MRI scans are obtained for many medical conditions, although since they are expensive and complicated to interpret, they certainly aren’t as easy as taking a chest x-ray. Examples for which they are used include planning surgery for rectal cancers, assessing bones for infection (osteomyelitis), looking at the bile ducts in detail for trapped gallstones, assessing ligamental damage in the knee joints and assessing the spinal cord for infections, tumours or trapped nerves.

Physicists and engineers use and manipulate the basic laws of physics to develop these incredible scanners for doctors to use. MRI scans provide such details because they work at a sub- molecular level; they work on the protons within hydrogen atoms. By changing the position of these protons using magnetic fields, extremely detailed pictures of the different types of pictures are obtained. Since these pictures rely on the tiny movements of these tiny particles, you need to lie very still during the scan.

Slice by slice images

Specially wound coils, known a gradient coils, allow for the detailed depth imaging which creates the slice by slice pictures. While the main superconducting magnet creates a very stable magnetic field, these gradient coils create variable magnetic fields during the scan. These fields mean that the magnetic strength within the patient can be altered in specific areas. Since the protons realign at different rates in different tissue types, the relationship between the strength of the field and the frequency of the emitted photons is different for various tissues.

Detecting these differences allows for very detailed images. Powerful computers outside the main machine then reconstitute all of this data to produce slice by slice imaging. Depending on what’s being scanned, 3D reconstructions can then be created, such as for brain tumours.

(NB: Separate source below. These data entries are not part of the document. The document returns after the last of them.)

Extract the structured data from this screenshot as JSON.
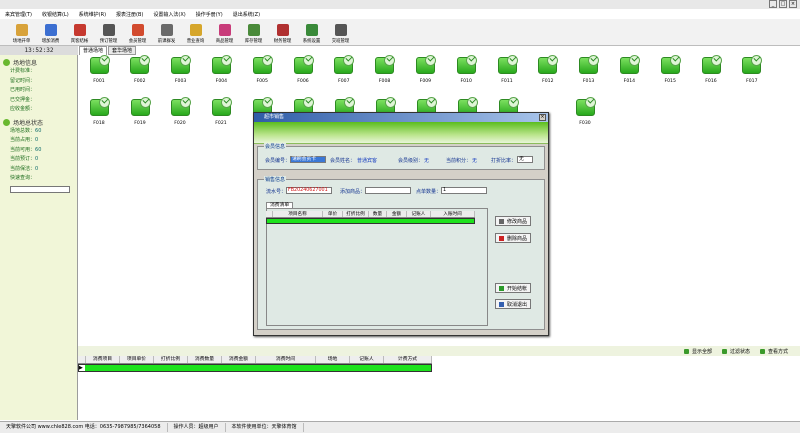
{
  "menubar": [
    "来宾管理(T)",
    "收银结算(L)",
    "系统维护(R)",
    "报表注册(B)",
    "设置输入法(X)",
    "操作手册(Y)",
    "退出系统(Z)"
  ],
  "toolbar": [
    {
      "label": "场地开单",
      "color": "#d8a23a"
    },
    {
      "label": "增加消费",
      "color": "#3c6fd1"
    },
    {
      "label": "宾客结帐",
      "color": "#c6392f"
    },
    {
      "label": "预订管理",
      "color": "#555555"
    },
    {
      "label": "会员管理",
      "color": "#d24b2e"
    },
    {
      "label": "前课群发",
      "color": "#6a6a6a"
    },
    {
      "label": "营业查询",
      "color": "#d6a62b"
    },
    {
      "label": "商品管理",
      "color": "#c83c7a"
    },
    {
      "label": "库存管理",
      "color": "#4a8a3a"
    },
    {
      "label": "财务管理",
      "color": "#b03030"
    },
    {
      "label": "系统设置",
      "color": "#3a8a3a"
    },
    {
      "label": "交班管理",
      "color": "#555555"
    }
  ],
  "clock": "13:52:32",
  "left": {
    "section1": "场地信息",
    "info_rows": [
      "计费标准：",
      "留记时间：",
      "已用时间：",
      "已交押金：",
      "应收金额："
    ],
    "section2": "场地总状态",
    "status_rows": [
      {
        "label": "场地总数：",
        "value": "60"
      },
      {
        "label": "当前占用：",
        "value": "0"
      },
      {
        "label": "当前可用：",
        "value": "60"
      },
      {
        "label": "当前预订：",
        "value": "0"
      },
      {
        "label": "当前保洁：",
        "value": "0"
      }
    ],
    "quick_search_label": "快速查询："
  },
  "page_tabs": [
    "普通场地",
    "套华场地"
  ],
  "rooms_row1": [
    "F001",
    "F002",
    "F003",
    "F004",
    "F005",
    "F006",
    "F007",
    "F008",
    "F009",
    "F010",
    "F011",
    "F012",
    "F013",
    "F014",
    "F015",
    "F016",
    "F017"
  ],
  "rooms_row2": [
    "F018",
    "F019",
    "F020",
    "F021",
    "F030"
  ],
  "dialog": {
    "title": "超市销售",
    "group1": "会员信息",
    "member_no_label": "会员编号：",
    "member_no_value": "请刷会员卡",
    "member_name_label": "会员姓名：",
    "member_name_value": "普通宾客",
    "member_level_label": "会员级别：",
    "member_level_value": "无",
    "points_label": "当前积分：",
    "points_value": "无",
    "discount_label": "打折比率：",
    "discount_value": "无",
    "group2": "销售信息",
    "serial_label": "流水号：",
    "serial_value": "FB20240627001",
    "add_label": "添加商品：",
    "qty_label": "点单数量：",
    "qty_value": "1",
    "list_tab": "消费清单",
    "columns": [
      "项目名称",
      "单价",
      "打折比例",
      "数量",
      "金额",
      "记账人",
      "入账时间"
    ],
    "btn_modify": "修改商品",
    "btn_delete": "删除商品",
    "btn_start": "开始结帐",
    "btn_cancel": "取消退出"
  },
  "bottom": {
    "tools": [
      "显示全部",
      "过滤状态",
      "查看方式"
    ],
    "columns": [
      "消费项目",
      "项目单价",
      "打折比例",
      "消费数量",
      "消费金额",
      "消费时间",
      "场地",
      "记账人",
      "计费方式"
    ]
  },
  "status": [
    "天擎软件公司 www.chle828.com 电话：0635-7987985/7364058",
    "操作人员：超级用户",
    "本软件使用单位：天擎体育馆"
  ]
}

MRI atoms : It's a matter of reading the alignment

Line up please

Hydrogen atoms contain just one proton and emit tiny magnetic fields. When placed in a stronger magnetic field (the one produced by the magnets), these protons line up in the direction of the field.

Flip and spin

The scanner emits a radiofrequency through the patient, which flips the spinning direction of these aligned protons. The frequency is at just the right pitch, producing a ‘resonance’ energy (hence magnetic resonance).

Flip back

Once the radiofrequency is removed, the protons degrade back to their original positions. As they do so, they release tiny amounts of radiowave energy in the form of photons. It is these changes that build the detailed pictures.

Converting to pictures

Different magnetic strengths produce different frequencies in the protons, which are also affected by the different type of body tissues. The resultant energy given off by re-aligning the protons is interpreted by a computer to produce detailed images.